Sunday, February 04, 2007

Rallying the troops: Mooney and Sokal on the relationship between science and politics

Forget Popper and Kuhn, and think politics. Similar to rally-round-the-flag effects, where events like 9/11 and declarations of war are usually followed by surges in presidential approval ratings and unanimous declarations of support in Congress, the scientific community may be going into an era where external pressure from politics and interest groups will increase internal cohesion and a refocus on ideas like rigor, peer-review, and intersubjectivity.

At least this is one way to read Chris Mooney and Alan Sokal's op-ed in today's LA Times.

"... [The] introspection on the academic left has been a heartening sign, and the pronouncements of extreme relativism have subsided significantly in recent years. This frees up defenders of science to combat the enemy on our other flank: an unholy (and uneasy) alliance of economically driven attacks on science (on issues such as global climate change, mercury pollution and what constitutes a good diet) and theologically impelled ones (in areas such as evolution, reproductive health and embryonic stem cell research)."

(Click here for the complete OpEd.)
Ironically, of course, Alan Sokal's book about the battles within the academic community over objective standards and quality criteria takes on an interesting double meaning in this context. "Fashionable Nonsense" seems an all to appropriate label in times when the public takes their cues on stem cell research and climate change from Ron Reagan, Michael J. Fox and Al Gore instead of scientists and academics, and when ID proponents win the public debate, based on reframing scientific concepts, such as "uncertainty" and "theory."
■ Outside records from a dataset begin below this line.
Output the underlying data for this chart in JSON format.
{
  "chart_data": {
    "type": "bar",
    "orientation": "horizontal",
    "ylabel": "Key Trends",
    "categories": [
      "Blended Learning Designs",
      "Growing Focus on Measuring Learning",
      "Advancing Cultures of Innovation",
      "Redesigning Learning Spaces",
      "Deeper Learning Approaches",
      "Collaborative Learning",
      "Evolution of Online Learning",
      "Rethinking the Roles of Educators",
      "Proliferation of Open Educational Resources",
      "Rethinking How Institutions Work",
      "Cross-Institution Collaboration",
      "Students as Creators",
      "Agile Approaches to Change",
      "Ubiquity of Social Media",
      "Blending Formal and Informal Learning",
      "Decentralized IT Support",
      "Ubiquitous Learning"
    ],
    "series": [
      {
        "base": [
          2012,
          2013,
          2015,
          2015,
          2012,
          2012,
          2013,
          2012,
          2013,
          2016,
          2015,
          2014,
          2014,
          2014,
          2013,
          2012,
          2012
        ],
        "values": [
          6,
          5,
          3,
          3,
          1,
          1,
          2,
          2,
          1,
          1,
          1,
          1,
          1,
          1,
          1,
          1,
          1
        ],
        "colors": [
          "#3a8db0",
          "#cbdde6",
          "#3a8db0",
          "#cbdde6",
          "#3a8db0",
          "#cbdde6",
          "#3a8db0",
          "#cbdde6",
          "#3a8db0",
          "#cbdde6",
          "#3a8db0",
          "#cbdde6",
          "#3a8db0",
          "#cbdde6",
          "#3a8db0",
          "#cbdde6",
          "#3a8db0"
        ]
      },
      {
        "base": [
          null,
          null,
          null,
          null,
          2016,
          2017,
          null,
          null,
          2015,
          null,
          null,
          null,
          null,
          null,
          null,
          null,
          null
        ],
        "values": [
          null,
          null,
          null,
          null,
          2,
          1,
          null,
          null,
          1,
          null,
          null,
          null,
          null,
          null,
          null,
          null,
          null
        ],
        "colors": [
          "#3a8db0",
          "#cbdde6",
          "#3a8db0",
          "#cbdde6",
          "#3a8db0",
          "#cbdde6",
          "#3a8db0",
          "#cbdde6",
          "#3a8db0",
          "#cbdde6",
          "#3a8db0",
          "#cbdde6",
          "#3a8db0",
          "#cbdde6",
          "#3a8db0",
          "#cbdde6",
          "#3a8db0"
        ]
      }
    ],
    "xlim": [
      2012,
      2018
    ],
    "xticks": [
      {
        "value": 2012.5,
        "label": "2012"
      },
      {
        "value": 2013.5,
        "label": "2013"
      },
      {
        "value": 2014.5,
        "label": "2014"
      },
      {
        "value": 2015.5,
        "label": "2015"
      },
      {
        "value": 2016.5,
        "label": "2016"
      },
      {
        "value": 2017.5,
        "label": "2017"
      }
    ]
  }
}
As Mooney and Sokal put it in their op-ed:
"To avoid nature's punishment, we must take steps now to restore reality-based government."

Update (02/06/07):

Here is a link to various reactions to the op-ed that Chris Mooney has compiled on "The Intersection."


Chris Mooney said...

Hi Dietram,
I enjoyed this post; for my part, this is exactly what I was *hoping* people would get out of our op-ed. The goal is not to re-fight the old science wars, but rather to realize that we can all come together to fight the new ones.